Abstract
Dynamic heterogeneity in lung ventilation is an important measure of pulmonary function and may be characteristic of early pulmonary disease. While standard indices like spirometry, body plethysmography, and blood gases have been utilized to assess lung function, they do not provide adequate information on regional ventilatory distribution nor function assessments of ventilation during the respiratory cycle. Emerging technologies such as xenon CT, volumetric CT, functional MRI and X-ray velocimetry can assess regional ventilation using non-invasive radiographic methods that may complement current methods of assessing lung function. As a supplement to current modalities of pulmonary function assessment, functional lung imaging has the potential to identify respiratory disease phenotypes with distinct natural histories. Moreover, these novel technologies may offer an optimal strategy to evaluate the effectiveness of novel therapies and therapies targeting localized small airways disease in preclinical and clinical research. In this review, we aim to discuss the features of functional lung imaging, as well as its potential application and limitations to adoption in research.
Keywords: functional MRI, 4DCT, functional lung imaging, velocimetery, ventilation heterogeneity
Introduction
Several pulmonary diseases can affect the lungs non-uniformly, particularly in the early stages of disease (1–5). This may result in heterogenous ventilation and regional ventilation deficits, which has been associated with deleterious respiratory health outcomes (6). Initial functional testing modalities, like spirometry or static computed tomography (CT) scans, are unable to assess these regional differences in single-breath ventilation. Additionally, many existing modalities that assess ventilation heterogeneity require the administration of expensive radioisotopes and technical radiographic approaches precluding widespread use in clinical practice.

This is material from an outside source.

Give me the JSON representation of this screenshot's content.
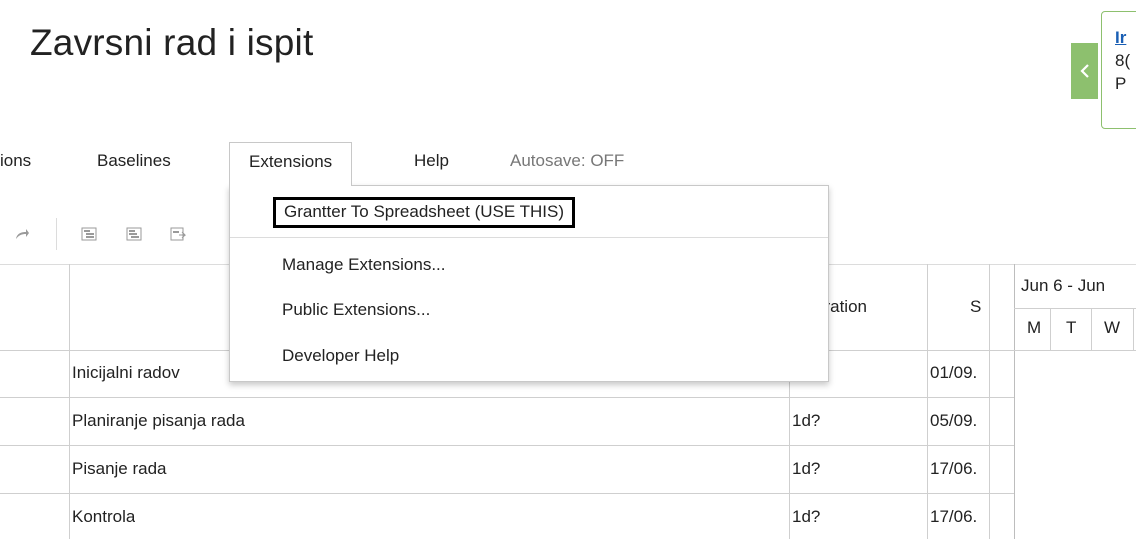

Spirometry, the most common test of lung function, often done with body plethysmography, quantifies global airflow and lung volumes, but is limited in detection of specific regional deficiencies (7–9). Alternatively, chest x-rays and CT scans are useful for identifying structural abnormalities of the lung, but only at a specific time point during the respiratory cycle (10–12). Over the past two decades, advances in CT image processing and magnetic resonance imaging (MRI), have produced the potential for extending the use of imaging beyond anatomic visualization to non-invasive evaluation of regional lung physiological function across the respiratory cycle (13–15). Additionally, X-ray velocimetry (XV) is a non-invasive fluoroscopy based image processing technique that uses lung tissue motion to determine spatial lung ventilation (16). This article aims to provide a brief overview and comparison of four dynamic imaging modalities, recognizing their potential applications in the field and identifying barriers to implementation in clinical practice.
Xenon computed tomography
Xenon is an inert, noble gas that has been used as an inhalation contrast agent for functional lung imaging. Xenon-133 is advantageous because of its similar x-ray absorption characteristics as iodine, making it a useful inhalation contrast agent (17). Additionally, it has poor solubility in blood and tissue after inhalation, a longer half-life compared to oxygen-15 and nitrogen-13, and displays pulmonary function and disease better than krypton-81 (18, 19).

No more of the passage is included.